Nicolas s'accorde alors 1 an sabbatique où il s'adonne à sa passion pour le parapente. Il va explorer les airs sous toutes leurs coutures. 

Pourtant, rapidement, il ressent le besoin de s'engager à nouveau dans une aventure professionnelle. Il se rend aux portes ouvertes de l’institut polaire français, à Brest, et postule au poste de responsable technique. Le poste semble correspondre à ce qu'il aime faire, avec une vraie polyvalence. Le côté aventure de la mission en Terre Adélie, le conforte dans son choix.

Finalement, il n'est pas retenu pour la 75ème mission. C'est un appel inattendu de l'institut polaire, dans le courant du mois de Décembre qui va tout changer pour lui. On lui demande alors s'il est toujours volontaire et disponible pour rejoindre la mission qui a déjà commencé. Il rate le premier appel, devinez pourquoi... Il est dans les airs bien entendu ! L'appel va pourtant rapidement le faire redescendre sur terre. Sans hésitation et sans tarder, dès le lendemain, il confirme sa motivation à rejoindre la Terre Adélie. Il rejoindra donc ses co-hivernants par la rotation R3 de l'Astrolabe dont il sera le seul passager. 

Sur la Base, "Lanas", comme tout le monde l'a immédiatement surnommé, veille à ce que l'équipe technique travaille correctement et en bonne intelligence. "Je met de l'huile dans l'engrenage". Son rôle est de préparer et organiser le travail de toute l'équipe. "Je me positionne là où il y a un trou"

Il coordonne les grosses opérations qui ponctuent l'hivernage, comme le transfert de carburant, qui occupe toute l'équipe technique dans la seconde partie de l'hivernage. Il supervise également les incidents techniques importants qui nécessitent un travail pluri-disciplinaire, afin de rendre plus efficient la réponse de son équipe. 

Une phrase résume bien la mission du responsable technique à DDU : "Le possible est déjà fait, l'impossible est en cours, pour les miracles prévoir 48h de délai."  

Lanas est aussi responsable de l'équipe pompiers sur la base, il veille à leur entrainement et formation pour la sécurité des Adéliens. 

Si vous le cherchez, plusieurs pistes.

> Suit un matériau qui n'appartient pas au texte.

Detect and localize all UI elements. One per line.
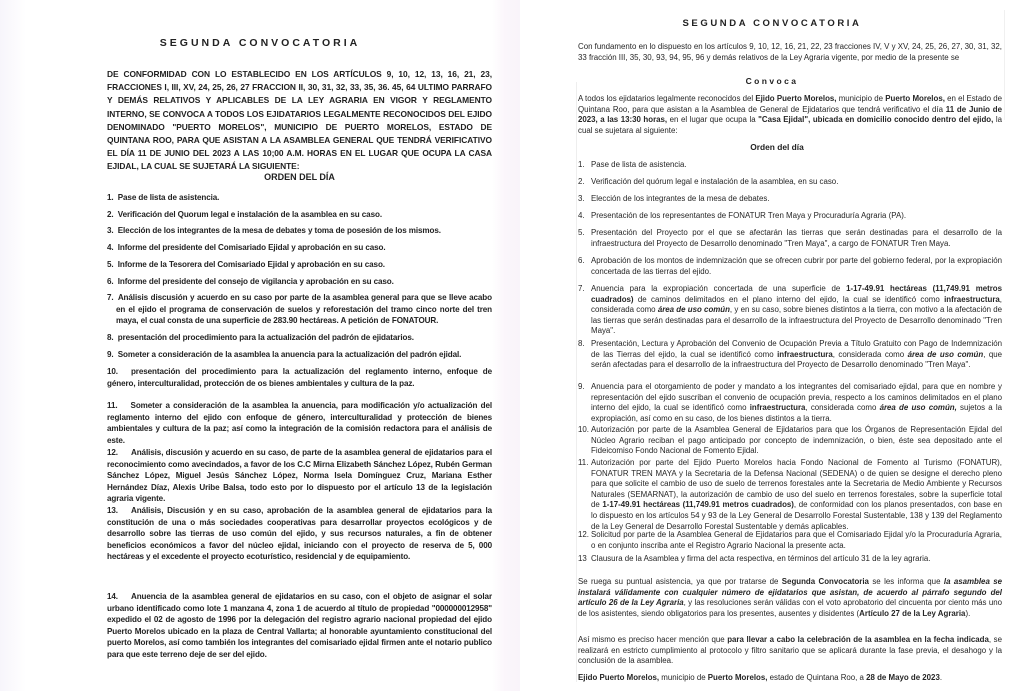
right-agenda-item-2: 2.Verificación del quórum legal e instal… (578, 177, 1002, 188)
right-call-paragraph: A todos los ejidatarios legalmente recon… (578, 94, 1002, 136)
left-agenda-item-7: 7. Análisis discusión y acuerdo en su ca… (107, 292, 492, 327)
left-agenda-heading: ORDEN DEL DÍA (107, 172, 492, 182)
left-agenda-item-5: 5. Informe de la Tesorera del Comisariad… (107, 259, 492, 271)
right-agenda-item-5: 5.Presentación del Proyecto por el que s… (578, 228, 1002, 249)
page-fold-line (576, 82, 577, 682)
right-agenda-item-13: 13Clausura de la Asamblea y firma del ac… (578, 554, 1002, 565)
right-agenda-heading: Orden del día (520, 142, 1024, 152)
right-agenda-item-6: 6.Aprobación de los montos de indemnizac… (578, 256, 1002, 277)
left-intro-paragraph: DE CONFORMIDAD CON LO ESTABLECIDO EN LOS… (107, 68, 492, 174)
left-agenda-item-12: 12.Análisis, discusión y acuerdo en su c… (107, 447, 492, 505)
right-agenda-item-11: 11.Autorización por parte del Ejido Puer… (578, 458, 1002, 532)
left-page-title: SEGUNDA CONVOCATORIA (0, 37, 520, 49)
left-agenda-item-6: 6. Informe del presidente del consejo de… (107, 276, 492, 288)
right-agenda-item-9: 9.Anuencia para el otorgamiento de poder… (578, 382, 1002, 424)
right-agenda-item-7: 7.Anuencia para la expropiación concerta… (578, 284, 1002, 337)
left-agenda-item-10: 10.presentación del procedimiento para l… (107, 366, 492, 389)
right-preamble: Con fundamento en lo dispuesto en los ar… (578, 42, 1002, 63)
right-agenda-item-8: 8.Presentación, Lectura y Aprobación del… (578, 339, 1002, 371)
left-agenda-item-13: 13.Análisis, Discusión y en su caso, apr… (107, 505, 492, 563)
left-agenda-item-8: 8. presentación del procedimiento para l… (107, 332, 492, 344)
left-agenda-item-9: 9. Someter a consideración de la asamble… (107, 349, 492, 361)
left-agenda-item-2: 2. Verificación del Quorum legal e insta… (107, 209, 492, 221)
right-protocol-paragraph: Así mismo es preciso hacer mención que p… (578, 635, 1002, 667)
left-agenda-item-4: 4. Informe del presidente del Comisariad… (107, 242, 492, 254)
right-agenda-item-12: 12.Solicitud por parte de la Asamblea Ge… (578, 530, 1002, 551)
left-agenda-item-11: 11.Someter a consideración de la asamble… (107, 400, 492, 446)
convoca-heading: Convoca (520, 76, 1024, 86)
left-agenda-item-3: 3. Elección de los integrantes de la mes… (107, 225, 492, 237)
right-page-title: SEGUNDA CONVOCATORIA (520, 18, 1024, 29)
right-notice-paragraph: Se ruega su puntual asistencia, ya que p… (578, 577, 1002, 619)
right-agenda-item-10: 10.Autorización por parte de la Asamblea… (578, 425, 1002, 457)
right-agenda-item-4: 4.Presentación de los representantes de … (578, 211, 1002, 222)
left-agenda-item-1: 1. Pase de lista de asistencia. (107, 192, 492, 204)
left-agenda-item-14: 14.Anuencia de la asamblea general de ej… (107, 591, 492, 661)
right-agenda-item-3: 3.Elección de los integrantes de la mesa… (578, 194, 1002, 205)
right-signoff: Ejido Puerto Morelos, municipio de Puert… (578, 673, 1002, 684)
right-agenda-item-1: 1.Pase de lista de asistencia. (578, 160, 1002, 171)
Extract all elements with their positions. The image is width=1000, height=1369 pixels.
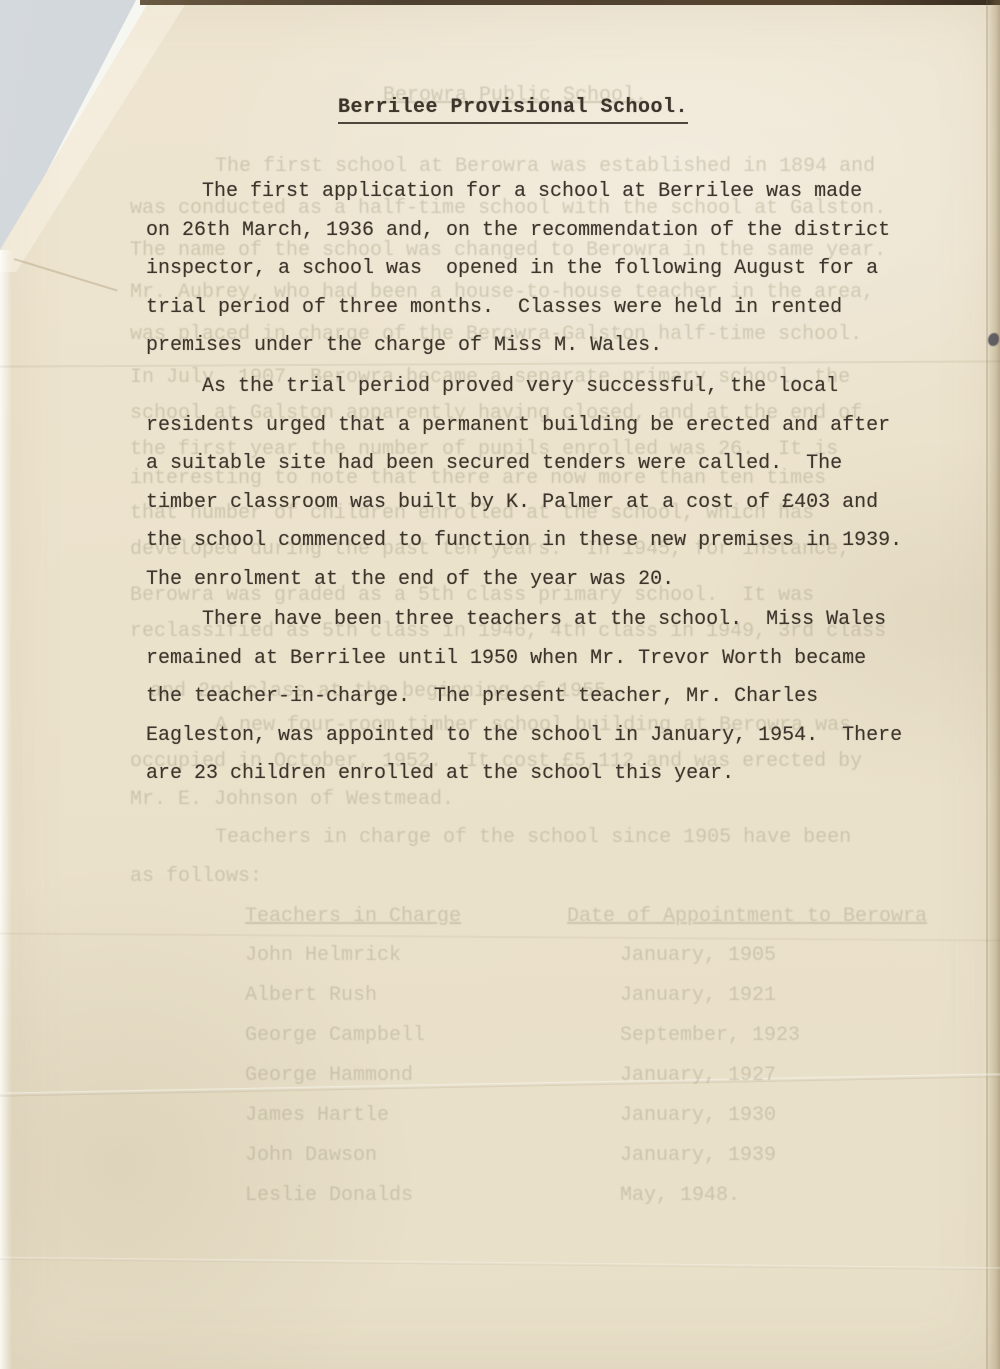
text-line: timber classroom was built by K. Palmer … [146, 484, 926, 523]
page-top-edge-shadow [140, 0, 1000, 5]
paragraph-3: There have been three teachers at the sc… [146, 601, 926, 794]
ghost-table-teacher-name: Leslie Donalds [245, 1184, 413, 1207]
page-title: Berrilee Provisional School. [338, 96, 688, 124]
page-left-edge-highlight [0, 250, 12, 1369]
ghost-table-teacher-name: James Hartle [245, 1104, 389, 1127]
text-line: The first application for a school at Be… [146, 173, 926, 212]
ghost-table-teacher-name: John Dawson [245, 1144, 377, 1167]
ghost-table-appointment-date: January, 1921 [620, 984, 776, 1007]
text-line: There have been three teachers at the sc… [146, 601, 926, 640]
ghost-table-col1-header: Teachers in Charge [245, 905, 461, 928]
ghost-line: as follows: [130, 865, 262, 888]
text-line: inspector, a school was opened in the fo… [146, 250, 926, 289]
text-line: The enrolment at the end of the year was… [146, 561, 926, 600]
text-line: the teacher-in-charge. The present teach… [146, 678, 926, 717]
text-line: premises under the charge of Miss M. Wal… [146, 327, 926, 366]
ghost-table-teacher-name: Albert Rush [245, 984, 377, 1007]
ghost-table-appointment-date: January, 1930 [620, 1104, 776, 1127]
text-line: a suitable site had been secured tenders… [146, 445, 926, 484]
text-line: As the trial period proved very successf… [146, 368, 926, 407]
text-line: remained at Berrilee until 1950 when Mr.… [146, 640, 926, 679]
text-line: Eagleston, was appointed to the school i… [146, 717, 926, 756]
text-line: the school commenced to function in thes… [146, 522, 926, 561]
ghost-table-appointment-date: May, 1948. [620, 1184, 740, 1207]
text-line: are 23 children enrolled at the school t… [146, 755, 926, 794]
scanned-document-page: Berowra Public School. The first school … [0, 0, 1000, 1369]
text-line: on 26th March, 1936 and, on the recommen… [146, 212, 926, 251]
ghost-table-appointment-date: January, 1927 [620, 1064, 776, 1087]
ghost-table-col2-header: Date of Appointment to Berowra [567, 905, 927, 928]
text-line: trial period of three months. Classes we… [146, 289, 926, 328]
text-line: residents urged that a permanent buildin… [146, 407, 926, 446]
ghost-table-appointment-date: January, 1905 [620, 944, 776, 967]
ghost-line: Teachers in charge of the school since 1… [215, 826, 851, 849]
paragraph-1: The first application for a school at Be… [146, 173, 926, 366]
page-right-edge-line [986, 0, 988, 1369]
ghost-table-appointment-date: January, 1939 [620, 1144, 776, 1167]
ghost-table-teacher-name: George Hammond [245, 1064, 413, 1087]
ghost-table-teacher-name: George Campbell [245, 1024, 425, 1047]
page-right-edge-shadow [986, 0, 1000, 1369]
ghost-table-teacher-name: John Helmrick [245, 944, 401, 967]
ghost-table-appointment-date: September, 1923 [620, 1024, 800, 1047]
paragraph-2: As the trial period proved very successf… [146, 368, 926, 600]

Vous pouvez explorer le local déchet au 75, il sera peut être en train de broyer quelques déchets métalliques. A défaut, vous pouvez vérifier si une dameuse n'est pas en pleine action. A ce moment là, si ce n'est pas Lambert qui la pilote, il y a de très fortes chances que ce soit Lanas. Il s'est prit de passion pour le pilotage de ces engins et envisage même de proposer ses services au bénéfice d'une station de ski quand il rentrera en métropole... Si vous ne l'avez toujours pas trouvé, tentez le séjour, si vous entendez un air à la guitare "Petit Pays" de Gaël FAYE, plus aucun doute, il est ici. Les hivernants connaissent par cœur son refrain. Lorsqu'il est d'humeur chantante, il poussera même la chansonnette pour accompagner sa guitare. Enfin, cas de force majeur, si vous ne l'avez pas trouvé dans tous ces lieux, comme pour François, notre plombier chauffagiste, tentez la cuisine ! Lui aussi fait partie de l'équipe de brasseurs de bière artisanale. Il travaille avec assiduité et ne manque aucune séance de préparation de la bière. 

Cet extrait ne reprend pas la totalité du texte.